El Tesoro Público adjudicó un total de 6.188,6 millones de euros en una subasta de bonos y obligaciones, situándose en el rango medio de la horquilla anunciada. La citada emisión atrajo una demanda superior a 13.087 millones, es decir, más del doble de lo finalmente colocado, lo que muestra un claro apetito inversor.
En este reparto se combinaron títulos a corto, medio y largo plazo, con variaciones en las rentabilidades marginales respecto a subastas anteriores.
El contexto que rodeó la operación incluyó tensiones en los mercados por la subida de precios vinculada a la guerra en Oriente Próximo y las decisiones del Banco Central Europeo.
Aun así, el interés por la deuda española se mantuvo sólido. La oferta incluyó tanto bonos como obligaciones y obligaciones indexadas, con distintos cupones y plazos pensados para atraer a perfiles variados de inversores.
Instrumentos y condiciones ofrecidas
En la subasta el Tesoro puso a la venta bonos a 3 años con cupón del 2,35%, obligaciones a 10 años con cupón del 3,30%, obligaciones indexadas a la inflación de la zona euro a 15 años con cupón del 2,05% y un tramo de obligaciones con vida residual de 18 años y 6 meses con cupón del 5,15%.
Estas referencias conforman una oferta diversificada en duración y protección frente a precios. La combinación permite al Tesoro captar fondos con distintos perfiles de coste y riesgo para su cartera de deuda.
Además de los cupones anunciados, las rentabilidades marginales fijadas en la adjudicación muestran movimientos relevantes: el tramo a 3 años cerró con un tipo marginal del 2,680% frente al 2,737% anterior; el plazo a 10 años lo hizo en 3,395% frente al 3,440% previo; las obligaciones indexadas a 15 años se adjudicaron al 1,502% versus 1,686% antes; y la referencia con vida residual de 18 años y 6 meses se colocó al 3,869%, por encima del 3,573% previo.
Desglose por colocaciones y demanda
El Tesoro adjudicó 2.100 millones en bonos a 3 años, frente a pedidos por 4.727,276 millones, y 2.316,338 millones en obligaciones a 10 años, con peticiones de 4.766,73 millones. En la referencia indexada a 15 años se colocaron 702,917 millones ante una demanda de 1.407,918 millones, mientras que el tramo más largo (18 años y 6 meses) absorbió 1.069,365 millones frente a solicitudes por 2.185,515 millones. Estos volúmenes muestran que la demanda supera con creces lo ofertado.
Interpretación de los flujos
La elevada cobertura —más del doble en conjunto— indica que los inversores siguen buscando instrumentos soberanos con liquidez y crédito, aunque selectivos en función de vencimiento y rentabilidad. La caída de las tasas en 3 y 10 años sugiere confianza en el corto-medio plazo, mientras que el repunte en el tramo largo refleja mayor prima por duración en referencias muy prolongadas. Este comportamiento marca un equilibrio entre búsqueda de rendimiento y preferencia por plazos intermedios.
Calendario y estrategia de financiación para 2026
Esta subasta fue la segunda de mayo, tras la colocación del pasado martes de 6.463 millones en letras a seis y doce meses, operación en la que la rentabilidad a seis meses bajó mientras que la anual subió hasta niveles no vistos desde septiembre de 2026. El Tesoro tiene programado volver a los mercados con emisión de letras a tres y nueve meses el 12 de mayo y cerrar las subastas del mes con otra convocatoria de bonos y obligaciones el 21 de mayo.
Para 2026 el organismo apunta a necesidades de financiación netas de 55.000 millones de euros, la misma cifra que en 2026. De ese total, 50.000 millones corresponderán a deuda a medio y largo plazo y 5.000 millones a letras del Tesoro.
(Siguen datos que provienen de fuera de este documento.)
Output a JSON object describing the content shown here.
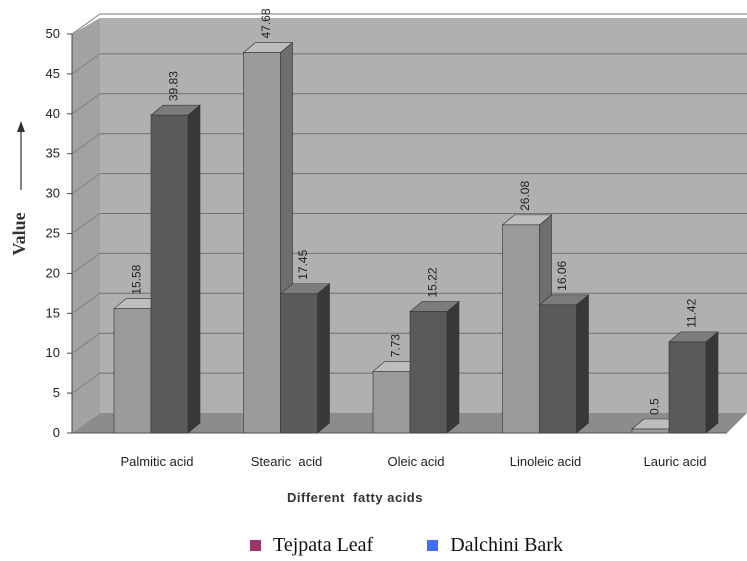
{
  "chart_data": {
    "type": "bar",
    "xlabel": "Different  fatty acids",
    "ylabel": "Value",
    "ylim": [
      0,
      50
    ],
    "yticks": [
      0,
      5,
      10,
      15,
      20,
      25,
      30,
      35,
      40,
      45,
      50
    ],
    "categories": [
      "Palmitic acid",
      "Stearic  acid",
      "Oleic acid",
      "Linoleic acid",
      "Lauric acid"
    ],
    "series": [
      {
        "name": "Tejpata Leaf",
        "values": [
          15.58,
          47.68,
          7.73,
          26.08,
          0.5
        ],
        "labels": [
          "15.58",
          "47.68",
          "7.73",
          "26.08",
          "0.5"
        ]
      },
      {
        "name": "Dalchini Bark",
        "values": [
          39.83,
          17.45,
          15.22,
          16.06,
          11.42
        ],
        "labels": [
          "39.83",
          "17.45",
          "15.22",
          "16.06",
          "11.42"
        ]
      }
    ],
    "grid": true,
    "legend_position": "bottom",
    "colors": {
      "series1_front": "#9a9a9a",
      "series1_side": "#6e6e6e",
      "series1_top": "#bdbdbd",
      "series2_front": "#5a5a5a",
      "series2_side": "#383838",
      "series2_top": "#7c7c7c",
      "wall": "#b0b0b0",
      "floor": "#8c8c8c",
      "legend_series1": "#a0336a",
      "legend_series2": "#3f6fff"
    }
  }
}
En términos brutos, las emisiones rondarán los 285.693 millones, con 176.935 millones en medio y largo plazo y 108.758 millones en letras.
Perspectivas y observaciones finales
La vida media de la deuda se mantuvo en 2026 en 7,93 años, la cifra más alta desde 2026 (cuando fue 7,99 años), lo que evidencia esfuerzos por gestionar el perfil de vencimientos. Para inversores, estas subastas ofrecen oportunidades según tolerancia a la duración y expectativas de tipos. Para el Tesoro, la mezcla de instrumentos y el nivel de demanda permiten financiarse manteniendo una gestión prudente del coste y del calendario de vencimientos.